1965-1973: Ammons finally returned to Berkeley in the summer of 1965, but in a letter dated 23 July 1965 he complained about not being able to get back into "the art of studying." By this time, he had apparently accepted the teaching position at Cornell. Letters beginning in September 1965 discuss Ammons's work at Cornell and continuing success as a writer. The letter of 27 September 1969 in particular lays out Ammons's reactions to his growing popularity.

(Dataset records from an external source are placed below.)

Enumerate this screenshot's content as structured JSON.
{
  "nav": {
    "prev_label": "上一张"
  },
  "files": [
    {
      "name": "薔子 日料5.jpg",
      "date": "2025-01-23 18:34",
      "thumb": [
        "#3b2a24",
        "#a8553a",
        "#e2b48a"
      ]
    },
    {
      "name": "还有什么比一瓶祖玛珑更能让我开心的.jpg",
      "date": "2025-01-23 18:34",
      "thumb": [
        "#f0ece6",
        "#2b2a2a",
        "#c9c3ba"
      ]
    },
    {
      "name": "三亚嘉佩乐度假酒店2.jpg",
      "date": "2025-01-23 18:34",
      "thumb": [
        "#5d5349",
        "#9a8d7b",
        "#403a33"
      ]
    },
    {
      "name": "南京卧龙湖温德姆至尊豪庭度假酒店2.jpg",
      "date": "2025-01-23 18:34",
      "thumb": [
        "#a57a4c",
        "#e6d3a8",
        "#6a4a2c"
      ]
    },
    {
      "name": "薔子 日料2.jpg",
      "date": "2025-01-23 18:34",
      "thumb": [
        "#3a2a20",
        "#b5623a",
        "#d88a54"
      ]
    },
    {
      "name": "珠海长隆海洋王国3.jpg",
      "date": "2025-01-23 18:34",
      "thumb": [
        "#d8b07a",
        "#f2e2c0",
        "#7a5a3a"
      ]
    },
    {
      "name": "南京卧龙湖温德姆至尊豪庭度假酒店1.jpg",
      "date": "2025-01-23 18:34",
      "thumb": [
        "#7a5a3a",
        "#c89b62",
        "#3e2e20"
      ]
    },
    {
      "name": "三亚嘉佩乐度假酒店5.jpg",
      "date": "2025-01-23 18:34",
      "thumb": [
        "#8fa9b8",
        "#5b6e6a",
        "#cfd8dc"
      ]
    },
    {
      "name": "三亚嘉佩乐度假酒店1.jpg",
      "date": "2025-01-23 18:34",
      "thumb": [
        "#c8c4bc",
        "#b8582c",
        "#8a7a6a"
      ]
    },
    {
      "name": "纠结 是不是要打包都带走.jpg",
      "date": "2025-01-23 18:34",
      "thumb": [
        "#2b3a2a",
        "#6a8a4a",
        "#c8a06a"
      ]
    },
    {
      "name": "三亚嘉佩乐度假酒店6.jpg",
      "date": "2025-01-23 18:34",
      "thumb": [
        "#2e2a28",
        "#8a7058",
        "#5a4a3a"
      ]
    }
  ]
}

Notification of Ammons's employment in the Hatteras (N.C.) Public Schools (1949); notice of a credit to Ammons's account with the Waccamaw Bank & Trust Company of Clarkton, North Carolina (1952); letters from the Yale Review and Poetry, both expressing interest in Ammons's work (1988); and a note (1988) from Ken [Frazolle?] that includes musical notation for a passage from Worldly Hopes (1985).
Photocopy of typed transcription of journal kept by Ammons aboard the U.S.S. Gunason from March 1945 to May 1946(51 pages). (See also letters from this period in Subseries 1.1.)
See also poems attached as enclosures in the following letters:
Subcollection 1, Subseries 1.1: 10 January 1960: "Canto 7"; "Canto 10"; 31 October 1960: "Moon of harvest--moon of reaping"; 15 May 1967: "The Little Him"; 16 April 1969: "Periphery"; "Clarity"; "Snow Log"; "Classic"; "Upland".
Subcollection 2, Series 1: 15 December 1975: "Near dusk, approaching"; 27 October 1986: "The High Desiring"; undated: "Zero and Then Some"; "The Spiral Rag"; "The Fairly High Assimilation Rag"
Letters chiefly relating to honors bestowed upon A. R. Ammons.
Clippings about Ammons and posters or other items relating to Ammons's poetry readings and speaking engagements.
Letters from Ammons to William Harmon at the University of North Carolina at Chapel Hill and letters to Harmon about Ammons.
Letters contain much information on the progress of Ammons's writing career. There are many musings on the nature of poetry and some discussion of the technical aspects of writing. Most letters are fairly chatty in style.
Letters and other materials relating to Ammons and to Harmon's lectures on and reviews of Ammons's work.